7 Conclusion and Outlook

In this paper we have refined the term fine-grained affordances to better distinguish similar object functionalities. We have presented a novel algorithm that is based on fuzzy sets to detect these affordances modeled in hierarchies of subaffordances. The algorithm has been evaluated on 4 specializations of the sitting affordance and examples for predicting 4 specializations of the lying affordance were given. We have thus shown that the presented approach is able to differentiate affordances on a fine-grained scale. Since this approach detects affordances independently of underlying object categories it can be regarded as complementary to current state of the art approaches which mostly use affordances only as an additional cue for object recognition.
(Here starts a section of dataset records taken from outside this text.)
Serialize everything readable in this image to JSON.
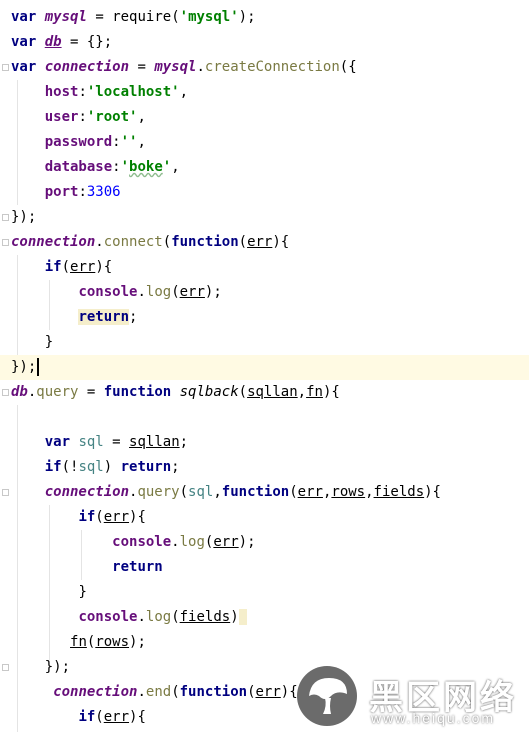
{
  "code": {
    "l1": {
      "kw": "var",
      "name": "mysql",
      "eq": " = ",
      "fn": "require",
      "open": "(",
      "str": "'mysql'",
      "close": ");"
    },
    "l2": {
      "kw": "var",
      "name": "db",
      "rest": " = {};"
    },
    "l3": {
      "kw": "var",
      "name": "connection",
      "eq": " = ",
      "obj": "mysql",
      "dot": ".",
      "fn": "createConnection",
      "rest": "({"
    },
    "l4": {
      "key": "host",
      "colon": ":",
      "str": "'localhost'",
      "comma": ","
    },
    "l5": {
      "key": "user",
      "colon": ":",
      "str": "'root'",
      "comma": ","
    },
    "l6": {
      "key": "password",
      "colon": ":",
      "str": "''",
      "comma": ","
    },
    "l7": {
      "key": "database",
      "colon": ":",
      "q1": "'",
      "str": "boke",
      "q2": "'",
      "comma": ","
    },
    "l8": {
      "key": "port",
      "colon": ":",
      "num": "3306"
    },
    "l9": {
      "text": "});"
    },
    "l10": {
      "obj": "connection",
      "dot": ".",
      "fn": "connect",
      "open": "(",
      "kw": "function",
      "p1": "(",
      "arg": "err",
      "rest": "){"
    },
    "l11": {
      "kw": "if",
      "open": "(",
      "arg": "err",
      "rest": "){"
    },
    "l12": {
      "obj": "console",
      "dot": ".",
      "fn": "log",
      "open": "(",
      "arg": "err",
      "rest": ");"
    },
    "l13": {
      "kw": "return",
      "rest": ";"
    },
    "l14": {
      "text": "}"
    },
    "l15": {
      "text": "});"
    },
    "l16": {
      "obj": "db",
      "dot": ".",
      "fn": "query",
      "eq": " = ",
      "kw": "function",
      "name": "sqlback",
      "open": "(",
      "a1": "sqllan",
      "comma": ",",
      "a2": "fn",
      "rest": "){"
    },
    "l18": {
      "kw": "var",
      "sp": " ",
      "name": "sql",
      "eq": " = ",
      "arg": "sqllan",
      "rest": ";"
    },
    "l19": {
      "kw": "if",
      "open": "(!",
      "name": "sql",
      "close": ") ",
      "kw2": "return",
      "rest": ";"
    },
    "l20": {
      "obj": "connection",
      "dot": ".",
      "fn": "query",
      "open": "(",
      "a0": "sql",
      "c0": ",",
      "kw": "function",
      "p1": "(",
      "a1": "err",
      "c1": ",",
      "a2": "rows",
      "c2": ",",
      "a3": "fields",
      "rest": "){"
    },
    "l21": {
      "kw": "if",
      "open": "(",
      "arg": "err",
      "rest": "){"
    },
    "l22": {
      "obj": "console",
      "dot": ".",
      "fn": "log",
      "open": "(",
      "arg": "err",
      "rest": ");"
    },
    "l23": {
      "kw": "return"
    },
    "l24": {
      "text": "}"
    },
    "l25": {
      "obj": "console",
      "dot": ".",
      "fn": "log",
      "open": "(",
      "arg": "fields",
      "close": ")"
    },
    "l26": {
      "fn": "fn",
      "open": "(",
      "arg": "rows",
      "rest": ");"
    },
    "l27": {
      "text": "});"
    },
    "l28": {
      "obj": "connection",
      "dot": ".",
      "fn": "end",
      "open": "(",
      "kw": "function",
      "p1": "(",
      "arg": "err",
      "rest": "){"
    },
    "l29": {
      "kw": "if",
      "open": "(",
      "arg": "err",
      "rest": "){"
    }
  },
  "watermark": {
    "name": "黑区网络",
    "url": "www.heiqu.com"
  },
  "colors": {
    "keyword": "#000080",
    "global_var": "#660e7a",
    "string": "#008000",
    "number": "#0000ff",
    "method_call": "#7a7a43",
    "local_var": "#458383",
    "caret_row": "#fffae3"
  }
}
We believe that an object independent affordance detector could be beneficial in existing object recognition pipelines. The segmented object that results from the affordance prediction is constrained to object classes that provide the detected affordance. Where algorithms for 3D object recognition tend to detect false positive objects, these objects could be discarded due to missing affordances that the recognized object classes should posses. If this object needs to be classified, it does not have to be matched against the whole dataset, but only against object classes exhibiting the found affordance. Thus, we are currently working on combining our 3D object recognition pipeline with the presented approach for affordance detection.
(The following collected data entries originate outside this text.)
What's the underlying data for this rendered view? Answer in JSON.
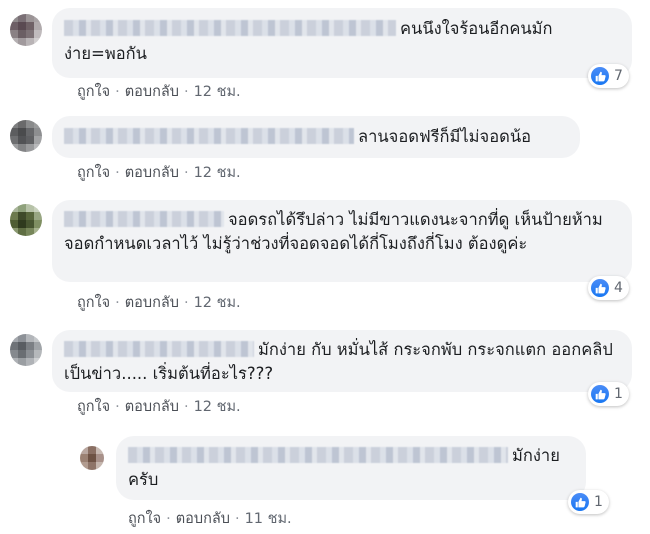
{
  "comments": [
    {
      "text": "คนนึงใจร้อนอีกคนมักง่าย=พอกัน",
      "reaction_count": "7",
      "like_label": "ถูกใจ",
      "reply_label": "ตอบกลับ",
      "time": "12 ชม."
    },
    {
      "text": "ลานจอดฟรีก็มีไม่จอดน้อ",
      "like_label": "ถูกใจ",
      "reply_label": "ตอบกลับ",
      "time": "12 ชม."
    },
    {
      "text": "จอดรถได้รึปล่าว ไม่มีขาวแดงนะจากที่ดู เห็นป้ายห้ามจอดกำหนดเวลาไว้ ไม่รู้ว่าช่วงที่จอดจอดได้กี่โมงถึงกี่โมง ต้องดูค่ะ",
      "reaction_count": "4",
      "like_label": "ถูกใจ",
      "reply_label": "ตอบกลับ",
      "time": "12 ชม."
    },
    {
      "text": "มักง่าย กับ หมั่นไส้ กระจกพับ กระจกแตก ออกคลิปเป็นข่าว..... เริ่มต้นที่อะไร???",
      "reaction_count": "1",
      "like_label": "ถูกใจ",
      "reply_label": "ตอบกลับ",
      "time": "12 ชม."
    }
  ],
  "reply": {
    "text": "มักง่าย ครับ",
    "reaction_count": "1",
    "like_label": "ถูกใจ",
    "reply_label": "ตอบกลับ",
    "time": "11 ชม."
  },
  "colors": {
    "bubble": "#f2f3f5",
    "like_blue": "#1877f2",
    "meta_text": "#4b4f56"
  },
  "icons": [
    "like-icon",
    "avatar"
  ]
}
The presented algorithm is ignorant of any object classes, since our goal is to detect affordances. This is evident from the leftmost image in Fig. 7, where the agent is sitting with a backrest although the object it is sitting on does not have one. Clearly, here the environmental constellation (object and wall) provided the detected affordance. This demonstrates a strength of the concept of fine-grained affordances that we will further explore in our future work.

Further, we will investigate how an anthropomorphic agent model can be exploited to detect more fine-grained affordances from other body poses. Fine-grained affordances can also be defined for other agents, e.g. a hand. In that case, grasping with the whole hand and grasping with two fingers could be distinguished, e.g. for grasp planning for robotic arms. Additionally, fine-grained affordances for grasping actions can include drawers and doors that can be pulled open or pulled open while rotating (about the hinge). We are currently looking for more examples for fine-grained affordances for different agents, to generalize our approach of fine-grained affordances.